The accompanying Consolidated Financial Statements include the accounts of Ameriprise Financial, Inc., companies in which it directly or indirectly has a controlling financial interest and variable interest entities (“VIEs”) in which it is the primary beneficiary (collectively, the “Company”). The income or loss generated by consolidated entities which will not be realized by the Company’s shareholders is attributed to noncontrolling interests in the Consolidated Statements of Operations. Noncontrolling interests are the ownership interests in subsidiaries not attributable, directly or indirectly, to Ameriprise Financial, Inc. and are classified as equity within the Consolidated Balance Sheets. The Company, excluding noncontrolling interests, is defined as “Ameriprise Financial.” All intercompany transactions and balances have been eliminated in consolidation. See Note 3 for additional information related to VIEs.
 
The results of Securities America Financial Corporation and its subsidiaries (collectively, “Securities America”) have been presented as discontinued operations for all periods presented. The Company completed the sale of Securities America in the fourth quarter of 2011.
 
The accompanying Consolidated Financial Statements are prepared in accordance with U.S. generally accepted accounting principles (“GAAP”). Certain reclassifications of prior period amounts have been made to conform to the current presentation. Results of operations reported for interim periods are not necessarily indicative of results for the entire year.
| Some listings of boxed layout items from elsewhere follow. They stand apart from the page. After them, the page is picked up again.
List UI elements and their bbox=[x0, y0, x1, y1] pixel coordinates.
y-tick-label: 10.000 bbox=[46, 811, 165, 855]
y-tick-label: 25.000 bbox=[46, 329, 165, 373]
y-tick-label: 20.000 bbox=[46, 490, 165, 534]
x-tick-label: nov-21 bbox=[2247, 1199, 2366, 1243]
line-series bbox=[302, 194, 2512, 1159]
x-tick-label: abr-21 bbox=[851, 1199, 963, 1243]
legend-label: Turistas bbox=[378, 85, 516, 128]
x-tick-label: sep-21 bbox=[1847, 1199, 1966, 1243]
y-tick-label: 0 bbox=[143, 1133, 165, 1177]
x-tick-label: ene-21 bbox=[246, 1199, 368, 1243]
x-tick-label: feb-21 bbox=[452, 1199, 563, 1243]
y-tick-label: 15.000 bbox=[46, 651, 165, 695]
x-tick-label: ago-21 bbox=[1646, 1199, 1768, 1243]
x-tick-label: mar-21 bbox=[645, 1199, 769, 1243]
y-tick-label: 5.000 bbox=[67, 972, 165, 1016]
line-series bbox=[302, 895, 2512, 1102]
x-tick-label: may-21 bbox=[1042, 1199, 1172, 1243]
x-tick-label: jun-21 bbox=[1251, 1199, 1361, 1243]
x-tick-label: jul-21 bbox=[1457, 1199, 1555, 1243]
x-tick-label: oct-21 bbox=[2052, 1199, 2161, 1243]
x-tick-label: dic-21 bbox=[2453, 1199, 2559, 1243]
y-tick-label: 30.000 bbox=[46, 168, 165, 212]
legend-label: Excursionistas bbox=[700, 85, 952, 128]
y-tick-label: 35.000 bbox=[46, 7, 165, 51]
These Consolidated Financial Statements and Notes should be read in conjunction with the consolidated Financial Statements and Notes in the Company’s annual report on Form 10-K for the year ended December 31, 2012, filed with the Securities and Exchange Commission (“SEC”) on February 27, 2013.
 
The Company has reclassified certain prior year amounts in the Consolidated Statements of Cash Flows within operating activities to provide more detail related to derivatives. The Company previously classified the change in freestanding derivatives hedging guaranteed minimum withdrawal benefits (“GMWB”) and guaranteed minimum accumulation benefits (“GMAB”) liabilities in the “Policyholder account balances, future policy benefits and claims” line, the change in all other freestanding derivatives in the “Other, net” line, and the change in derivatives collateral in the “Derivatives collateral, net” line within operating cash flows. The Company reclassified the changes in freestanding derivatives, as well as the change in derivatives collateral, to a new line titled “Derivatives, net of collateral” within operating cash flows.
 
The interim financial information in this report has not been audited. In the opinion of management, all adjustments necessary for a fair presentation of the consolidated results of operations and financial position for the interim periods have been made. Except for the adjustment described below, all adjustments made were of a normal recurring nature.
 
In the second quarter of 2012, the Company made a correction for a tax item related to prior periods, which resulted in a $32 million decrease to net income attributable to Ameriprise Financial. The Company discovered it had received incomplete data from a third party service provider for securities lending activities that resulted in the miscalculation of the Company’s dividend received deduction and foreign tax credit, which resulted in an understatement of taxes payable and an overstatement of reported earnings in prior periods. Management determined that the effect of this correction was not material to the Consolidated Financial Statements for all prior periods. The Company resolved the data issue and stopped the securities lending that negatively impacted its tax position.
 
The Company evaluated events or transactions that may have occurred after the balance sheet date for potential recognition or disclosure through the date the financial statements were issued.